Bugün, 20 Nisan 2024 Cumartesi

Yılmaz İMANLIK


GÖLGEDE KALMIŞ BİR ÇINAR: ÂŞIK BAYRAMİ

GÖLGEDE KALMIŞ BİR ÇINAR: ÂŞIK BAYRAMİ


Onu bir Kayseri gecesinde tanıdım. Ali Özkanlı hocamın ev sahipliğinde düzenlenen kültür-sanat etkinlikleri için Kayseri`ye gittiğimizde iki gece aynı otelde kaldık.
Bu adam bana hemen Âşık Veysel`i hatırlattı. Uzun boylu, güler yüzlü, sempatik, elinden hiç bırakmadığı ve her fırsatta konuşturduğu uzun sazıyla koskoca bir çınardı Âşık Bayramî. Ama onun gerçekte bir çınar olduğunu ve günümüz Türkiye`sinde çınar geçinen birçok sanatçının onun tohumlarıyla beslendiğini kim bilecekti ki? Anlatmasa biz de bilemezdik.

Okuduğu şiirler, muhabbetleri, esprileri bu adamı kendine hayran bırakıyordu. Ekipteki herkeste ona karşı bir sevgi yumağı olduğunu hissettim. Çünkü o kendini beğendirmek, çevresindeki insanlara karşı bir şeyleri kanıtlamak, alkışlanmak için gayret göstermiyordu. İçi dışı bir, gösterişten, yapmacıktan ve kapristen uzak kendi halinde mütevazı bir adamdı. Günümüzde ondaki özellikler çok az sanatçıda var maalesef.

Fırsat verildiğinde söyleyecek çok sözü vardı. Mısraları bazen kılıç kadar keskin bazen kurşun kadar yakıcıydı. Türkçe dil sevdası, içinde dalgalanan ve yüreğini parçalayan bir okyanustu. Onunla günümüzde Türkçenin geldiği durumu konuştuğumuzda birçok dilbilimciden daha çok kelime hazinesi olduğunu keşfedersiniz. Türkçenin en kuvvetli savunucularından biridir.

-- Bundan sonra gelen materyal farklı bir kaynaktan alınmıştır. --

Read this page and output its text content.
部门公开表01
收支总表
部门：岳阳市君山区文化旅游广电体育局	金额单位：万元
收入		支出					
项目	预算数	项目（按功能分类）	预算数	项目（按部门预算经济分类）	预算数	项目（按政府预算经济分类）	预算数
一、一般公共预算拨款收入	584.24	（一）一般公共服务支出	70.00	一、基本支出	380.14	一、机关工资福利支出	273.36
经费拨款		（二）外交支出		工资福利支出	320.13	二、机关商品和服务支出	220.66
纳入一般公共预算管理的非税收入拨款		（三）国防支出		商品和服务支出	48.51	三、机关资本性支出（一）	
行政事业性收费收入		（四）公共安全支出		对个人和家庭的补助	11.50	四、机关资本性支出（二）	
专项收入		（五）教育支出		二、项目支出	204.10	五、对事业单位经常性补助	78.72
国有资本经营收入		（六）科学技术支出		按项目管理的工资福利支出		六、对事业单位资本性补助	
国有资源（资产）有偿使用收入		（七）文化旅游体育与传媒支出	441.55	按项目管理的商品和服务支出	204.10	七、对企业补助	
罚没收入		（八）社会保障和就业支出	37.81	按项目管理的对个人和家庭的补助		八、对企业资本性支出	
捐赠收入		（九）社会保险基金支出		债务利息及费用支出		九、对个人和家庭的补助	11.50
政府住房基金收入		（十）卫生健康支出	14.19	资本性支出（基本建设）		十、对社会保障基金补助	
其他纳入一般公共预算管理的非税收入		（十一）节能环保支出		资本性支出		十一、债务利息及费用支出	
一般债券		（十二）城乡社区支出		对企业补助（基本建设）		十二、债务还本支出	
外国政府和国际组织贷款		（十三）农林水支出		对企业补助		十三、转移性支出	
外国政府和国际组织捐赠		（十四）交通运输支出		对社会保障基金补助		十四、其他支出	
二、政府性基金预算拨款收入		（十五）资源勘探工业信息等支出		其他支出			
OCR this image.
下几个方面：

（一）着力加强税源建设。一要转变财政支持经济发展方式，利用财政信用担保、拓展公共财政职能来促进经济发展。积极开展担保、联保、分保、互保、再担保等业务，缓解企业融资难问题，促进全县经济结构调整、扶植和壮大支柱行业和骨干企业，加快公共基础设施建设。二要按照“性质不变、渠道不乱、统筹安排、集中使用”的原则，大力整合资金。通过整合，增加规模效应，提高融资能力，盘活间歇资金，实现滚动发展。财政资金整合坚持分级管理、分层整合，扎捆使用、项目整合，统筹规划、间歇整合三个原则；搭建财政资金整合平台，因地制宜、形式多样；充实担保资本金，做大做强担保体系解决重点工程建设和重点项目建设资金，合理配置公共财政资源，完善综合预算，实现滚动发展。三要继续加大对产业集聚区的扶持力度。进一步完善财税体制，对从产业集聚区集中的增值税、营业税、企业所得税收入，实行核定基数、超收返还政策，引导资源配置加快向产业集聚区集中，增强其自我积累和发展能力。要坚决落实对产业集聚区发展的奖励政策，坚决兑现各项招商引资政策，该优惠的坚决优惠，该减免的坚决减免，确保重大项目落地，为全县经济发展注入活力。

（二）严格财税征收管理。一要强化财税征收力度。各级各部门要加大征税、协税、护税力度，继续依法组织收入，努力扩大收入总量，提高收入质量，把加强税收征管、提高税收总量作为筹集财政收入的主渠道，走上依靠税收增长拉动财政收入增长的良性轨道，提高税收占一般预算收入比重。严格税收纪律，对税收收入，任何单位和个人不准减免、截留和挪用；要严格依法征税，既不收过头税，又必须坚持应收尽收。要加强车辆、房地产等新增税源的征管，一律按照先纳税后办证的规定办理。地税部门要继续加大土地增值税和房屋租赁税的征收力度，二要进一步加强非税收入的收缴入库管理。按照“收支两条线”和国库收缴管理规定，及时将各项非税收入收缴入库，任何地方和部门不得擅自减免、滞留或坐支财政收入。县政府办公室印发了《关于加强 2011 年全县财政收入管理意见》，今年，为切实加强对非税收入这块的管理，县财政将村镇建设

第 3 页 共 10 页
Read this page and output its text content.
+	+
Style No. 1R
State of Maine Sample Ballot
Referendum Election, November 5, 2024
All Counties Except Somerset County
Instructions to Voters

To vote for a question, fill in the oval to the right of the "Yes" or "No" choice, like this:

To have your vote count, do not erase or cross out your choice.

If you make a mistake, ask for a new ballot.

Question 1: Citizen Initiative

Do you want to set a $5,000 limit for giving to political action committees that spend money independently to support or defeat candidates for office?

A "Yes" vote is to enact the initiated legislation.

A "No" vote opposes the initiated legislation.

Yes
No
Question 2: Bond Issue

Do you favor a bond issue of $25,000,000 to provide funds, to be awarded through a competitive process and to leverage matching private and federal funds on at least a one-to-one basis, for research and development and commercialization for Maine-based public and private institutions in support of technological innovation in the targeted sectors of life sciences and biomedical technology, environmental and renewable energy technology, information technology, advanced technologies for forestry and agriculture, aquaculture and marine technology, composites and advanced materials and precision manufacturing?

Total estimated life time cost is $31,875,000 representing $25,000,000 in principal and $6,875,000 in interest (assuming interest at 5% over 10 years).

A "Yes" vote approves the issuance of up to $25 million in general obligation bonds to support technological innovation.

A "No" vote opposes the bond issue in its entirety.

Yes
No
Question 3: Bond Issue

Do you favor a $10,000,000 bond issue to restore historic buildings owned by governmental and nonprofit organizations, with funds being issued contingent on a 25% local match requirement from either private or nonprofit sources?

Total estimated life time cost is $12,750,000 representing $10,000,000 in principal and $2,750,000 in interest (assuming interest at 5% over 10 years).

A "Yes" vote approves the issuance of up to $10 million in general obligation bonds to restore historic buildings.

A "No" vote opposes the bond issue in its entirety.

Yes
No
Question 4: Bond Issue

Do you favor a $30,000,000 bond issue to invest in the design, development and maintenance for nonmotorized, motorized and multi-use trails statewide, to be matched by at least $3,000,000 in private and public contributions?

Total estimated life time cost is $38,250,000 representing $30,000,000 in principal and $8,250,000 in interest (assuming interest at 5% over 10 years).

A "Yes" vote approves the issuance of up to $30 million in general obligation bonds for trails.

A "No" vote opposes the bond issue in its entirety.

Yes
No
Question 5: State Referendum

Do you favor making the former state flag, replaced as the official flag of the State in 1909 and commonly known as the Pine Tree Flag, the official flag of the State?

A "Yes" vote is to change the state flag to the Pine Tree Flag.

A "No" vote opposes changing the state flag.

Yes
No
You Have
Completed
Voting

Samsun`dan geldiğimi öğrenince bana Samsun`la ilgili anılarını anlattı. Bizim üniversite yıllarımızda Samsun`a birçok programa gelmiş. Birçok şair-yazar dostu varmış. Belki de biz Edebiyat okurken dinlediğimiz ozanlardan biriydi.
Türkiye`deki birçok ozana mahlas veren de oymuş. Ya da büyük sanatçı olarak bildiğimiz birçok sanatçıyı meşhur eden eserlerin temelinde onun imzası var.

Abi, dedim yazdığın şiirleri ne yapıyorsun, dosyalıyor musun, kitabın falan var mı?

Yok, dedi öyle ortada duruyor.
İçim cızz etti. Bu şiirler kaybolmamalıydı. Mutlaka bir kitap haline getirilip gelecek kuşaklara aktarılmalıydı.

Onu Ankara`daki Sultan-ı Aşk projesinde yeniden gördüğüme çok sevindim. Yine karşımda bütün görkemiyle aynı adam duruyordu. Beni gördüğüne o da sevinmişti. Kısa sürede çok sıcak bir dostluk kurmuştuk. Kayseri`de veremediğim imzalı kitabımı orada verdiğime çok sevindi.

Galiba yükselirken birilerinin sırtına basmak, asıl emek sahiplerini ezmek her yerde var. Evet, onun eserleriyle yükselenler ne yazık bugün ona selam dahi vermiyorlar.
Toplum olarak böyle insanların değerini hep onları kaybettikten sonra mı bileceğiz?